Réconciliation ou vivre-ensemble, où étions-nous ?

Réconciliation nationale ; vivre-ensemble ; retour aux valeurs ancestrales ; dialogue inter-religions ; extrémisme violent ; radicalisation… Sont autant de vocables qui se sont subitement introduits dans le langage au quotidien des Burkinabé. Tous les thèmes de grandes manifestations tournent autour de ces questions. Ministères, institutions, et même le Président du Faso, s’y sont mis pour porter très haut ces vocables. Comme s’ils étaient nouveaux.

En effet, si ces questions sont devenues si préoccupantes pour tout le monde en ce moment, c’est certainement parce que les  Burkinabé les ont très longtemps ignorées. Ou du moins ont fait peu de choses pour les prévenir. Si le vivre-ensemble est menacé, c’est parce qu’il y a des gens qui ne sont pas contents de la manière dont ils sont traités sur le territoire national, alors qu’ils sont Burkinabé au même titre que les autres. Du coup, ils expriment par des actes peu recommandables leur mécontentement. C’est ce qui explique l’extrémisme violent ; c’est ce qui explique le terrorisme, c’est aussi ça qui explique la radicalisation. Si on avait pensé très tôt que le développement devait être équitable pour tous partout au Faso, on n’en serait certainement pas arrivé là.

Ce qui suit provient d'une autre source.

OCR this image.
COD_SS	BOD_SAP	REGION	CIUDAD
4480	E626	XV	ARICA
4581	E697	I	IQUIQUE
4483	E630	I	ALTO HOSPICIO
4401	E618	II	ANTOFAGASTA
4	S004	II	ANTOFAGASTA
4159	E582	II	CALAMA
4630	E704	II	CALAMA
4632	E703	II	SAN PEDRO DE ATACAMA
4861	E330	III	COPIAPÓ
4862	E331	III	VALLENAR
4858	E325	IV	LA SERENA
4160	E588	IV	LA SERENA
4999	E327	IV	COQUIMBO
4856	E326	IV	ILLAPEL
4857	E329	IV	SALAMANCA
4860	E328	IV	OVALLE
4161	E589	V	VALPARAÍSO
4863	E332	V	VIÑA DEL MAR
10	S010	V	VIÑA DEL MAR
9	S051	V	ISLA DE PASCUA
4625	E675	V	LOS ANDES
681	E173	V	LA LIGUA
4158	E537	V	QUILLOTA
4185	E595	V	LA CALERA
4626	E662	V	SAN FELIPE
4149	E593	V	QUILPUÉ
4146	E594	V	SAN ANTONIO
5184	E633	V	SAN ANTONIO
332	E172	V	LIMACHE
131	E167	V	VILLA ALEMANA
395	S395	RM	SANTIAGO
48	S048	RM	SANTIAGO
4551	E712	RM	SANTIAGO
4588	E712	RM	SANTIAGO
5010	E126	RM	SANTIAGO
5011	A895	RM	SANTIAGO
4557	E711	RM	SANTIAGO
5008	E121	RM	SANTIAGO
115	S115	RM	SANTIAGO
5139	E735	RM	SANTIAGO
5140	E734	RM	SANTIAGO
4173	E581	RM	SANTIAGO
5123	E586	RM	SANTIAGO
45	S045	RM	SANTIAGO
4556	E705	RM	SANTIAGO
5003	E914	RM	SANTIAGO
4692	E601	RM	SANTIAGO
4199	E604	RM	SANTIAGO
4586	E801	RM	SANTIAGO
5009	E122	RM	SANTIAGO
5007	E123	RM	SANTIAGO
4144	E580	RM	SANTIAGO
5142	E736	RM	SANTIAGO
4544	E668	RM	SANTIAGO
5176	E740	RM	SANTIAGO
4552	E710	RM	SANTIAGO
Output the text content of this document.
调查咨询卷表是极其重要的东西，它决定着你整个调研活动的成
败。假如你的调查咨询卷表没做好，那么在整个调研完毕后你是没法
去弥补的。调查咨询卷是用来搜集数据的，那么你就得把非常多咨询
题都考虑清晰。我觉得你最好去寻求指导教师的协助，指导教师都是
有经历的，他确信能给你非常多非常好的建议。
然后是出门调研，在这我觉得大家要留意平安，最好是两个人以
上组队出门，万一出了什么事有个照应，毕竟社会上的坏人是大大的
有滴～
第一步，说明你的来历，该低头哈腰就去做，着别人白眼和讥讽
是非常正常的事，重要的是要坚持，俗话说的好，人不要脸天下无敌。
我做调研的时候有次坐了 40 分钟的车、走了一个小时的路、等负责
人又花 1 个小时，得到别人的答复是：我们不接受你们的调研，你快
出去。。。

La réconciliation, on en parle depuis plusieurs dizaines d’années. Après les assassinats de Thomas Sankara, de Boukari Lingani, d’Henri Zongo et de leurs camarades, puis Clément Sawadogo, Dabo Boukari et plus près de nous, Norbert Zongo, et les victimes de l’insurrection populaire et du coup d’Etat manqué de septembre 2015, la réconciliation a toujours été au centre des préoccupations. Mais, pour des calculs purement politiciens, les Burkinabé l’ont toujours remise à plus tard. Croyant qu’elle allait se trouver elle-même des solutions. Et voilà qu’aujourd’hui, elle s’impose à nous.

Les Burkinabé n’ont plus le choix. Ils ne peuvent continuer éternellement à ruser avec certaines questions. L’éducation, telle qu’elle est pratiquée depuis les indépendances, a montré ses limites. Il nous faut nécessairement une autre forme de donner la vraie éducation, afin d’avoir des Burkinabé en phase avec leur pays. Dont les fondements profonds sont issus de valeurs connues de tous. Malheureusement, certains veulent encore faire semblant. Le patriotisme, la vérité, l’honneur, la dignité, le respect du bien public et privé, le civisme, la solidarité, …sont des valeurs auxquelles nous ne pouvons déroger si nous voulons la paix, le vivre-ensemble et le progrès pour notre pays.

Bientôt, on verra ce que les candidats à la présidence nous proposent. Le gros problème du Burkina Faso, ce n’est pas plus le manque de moyens pour assurer le développement du pays que le Burkinabé lui-même.

S’il n’est donc jamais trop tard pour bien faire, il est donc temps pour nous d’aller tout de suite au charbon et prendre très au sérieux ces questions-là. Leur apporter la thérapie qui convienne effectivement. Toute ruse, toute autre manière détournée de les affronter, nous exposeront davantage. Ce ne sont pas des questions politiques. Même si c’est par une volonté politique véritable qu’on peut les régler.